Thanks for coming along to our seed planting day at Ludlow. The following is a short description of the tuart tree's floral cycle, how to care for your tuart seedling and a feedback form to complete in a few weeks.
Seed planting report
Please complete the following survey about your seed germination. We will share the results here, and on our facebook page over the coming weeks.
Eucalyptus Gomphocephala (Tuart) floral cycle
- Tuart trees flower intermittently, usually within a 5 to 7 year cycle.
- The buds first appear on small branch growing tips.
- 12 months later, the buds have developed and form into clusters.
- During the next year, the buds have grown into a distinctive cup shape. The florals within the bud continue to form.
- Bud burst occurs late spring to early summer and lasts for about 3 months and pollination occurs during this time.
- The seed capsule may remain sealed until the tree senses a suitable germination opportunity or the seed pod is influenced by smoke or heat.
- The seed pod opens and the seed is scattered by the wind.
- Seeds falling on bare ground may germinate if all the conditions are right.

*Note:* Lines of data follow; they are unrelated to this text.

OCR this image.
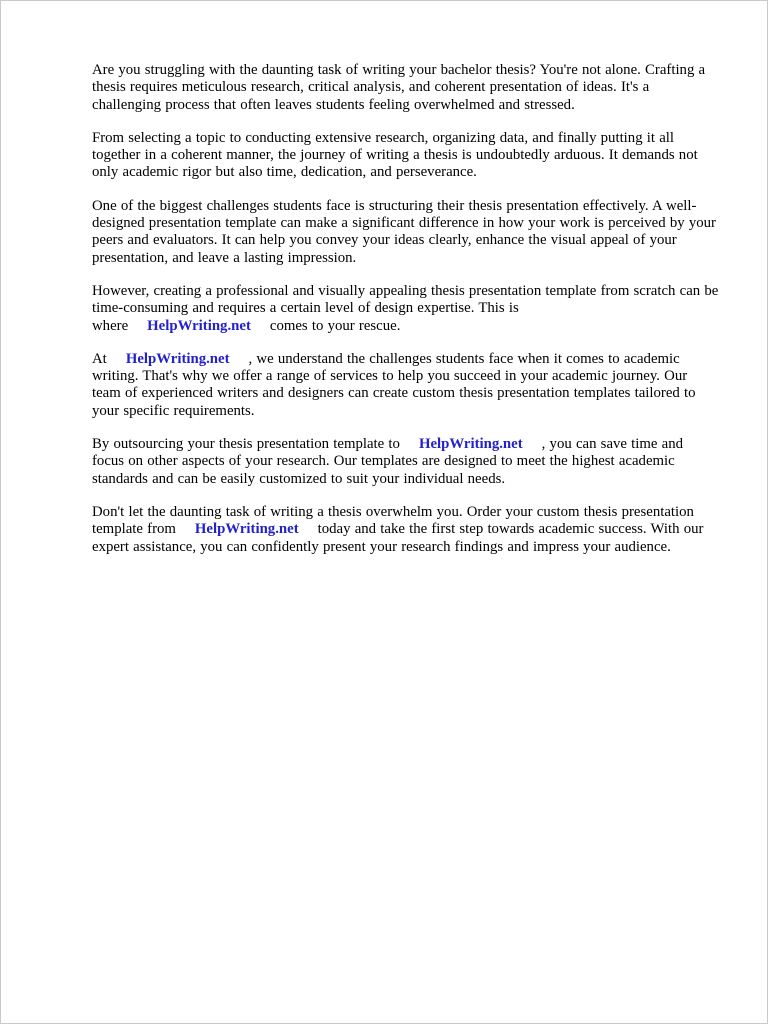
Are you struggling with the daunting task of writing your bachelor thesis? You're not alone. Crafting a thesis requires meticulous research, critical analysis, and coherent presentation of ideas. It's a challenging process that often leaves students feeling overwhelmed and stressed.

From selecting a topic to conducting extensive research, organizing data, and finally putting it all together in a coherent manner, the journey of writing a thesis is undoubtedly arduous. It demands not only academic rigor but also time, dedication, and perseverance.

One of the biggest challenges students face is structuring their thesis presentation effectively. A well-designed presentation template can make a significant difference in how your work is perceived by your peers and evaluators. It can help you convey your ideas clearly, enhance the visual appeal of your presentation, and leave a lasting impression.

However, creating a professional and visually appealing thesis presentation template from scratch can be time-consuming and requires a certain level of design expertise. This is where HelpWriting.net comes to your rescue.

At HelpWriting.net , we understand the challenges students face when it comes to academic writing. That's why we offer a range of services to help you succeed in your academic journey. Our team of experienced writers and designers can create custom thesis presentation templates tailored to your specific requirements.

By outsourcing your thesis presentation template to HelpWriting.net , you can save time and focus on other aspects of your research. Our templates are designed to meet the highest academic standards and can be easily customized to suit your individual needs.

Don't let the daunting task of writing a thesis overwhelm you. Order your custom thesis presentation template from HelpWriting.net today and take the first step towards academic success. With our expert assistance, you can confidently present your research findings and impress your audience.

- Mild fire in the forest provides conditions essential for natural germination and establishment of tuarts.
How to care for your seedling
- Place the fibre pot in a sheltered place, out of direct sunlight.
- Water once to ensure the soil medium is wet, then only when necessary but regularly to keep the soil moist (Do not allow the soil to dry out).
- Germination should start in about 10 days. Keep the soil moist, not wet in a protected place with some filtered sunlight. The new plant will form 2 heart shaped leaves.
- Protect your seedling from snails, grubs, caterpillars, slaters, grass hoppers and mites.
- Do not fertilise your seedling, but allow the plant to progress at its own rate.
- Within 10 months, the seedling will be 300-400mm high and ready to plant out.
As these plants have not been raised under sterile conditions, they must not be planted in the tuart forest. To do so may risk introducing unfriendly pathogens (Fungi). That's another topic for another day.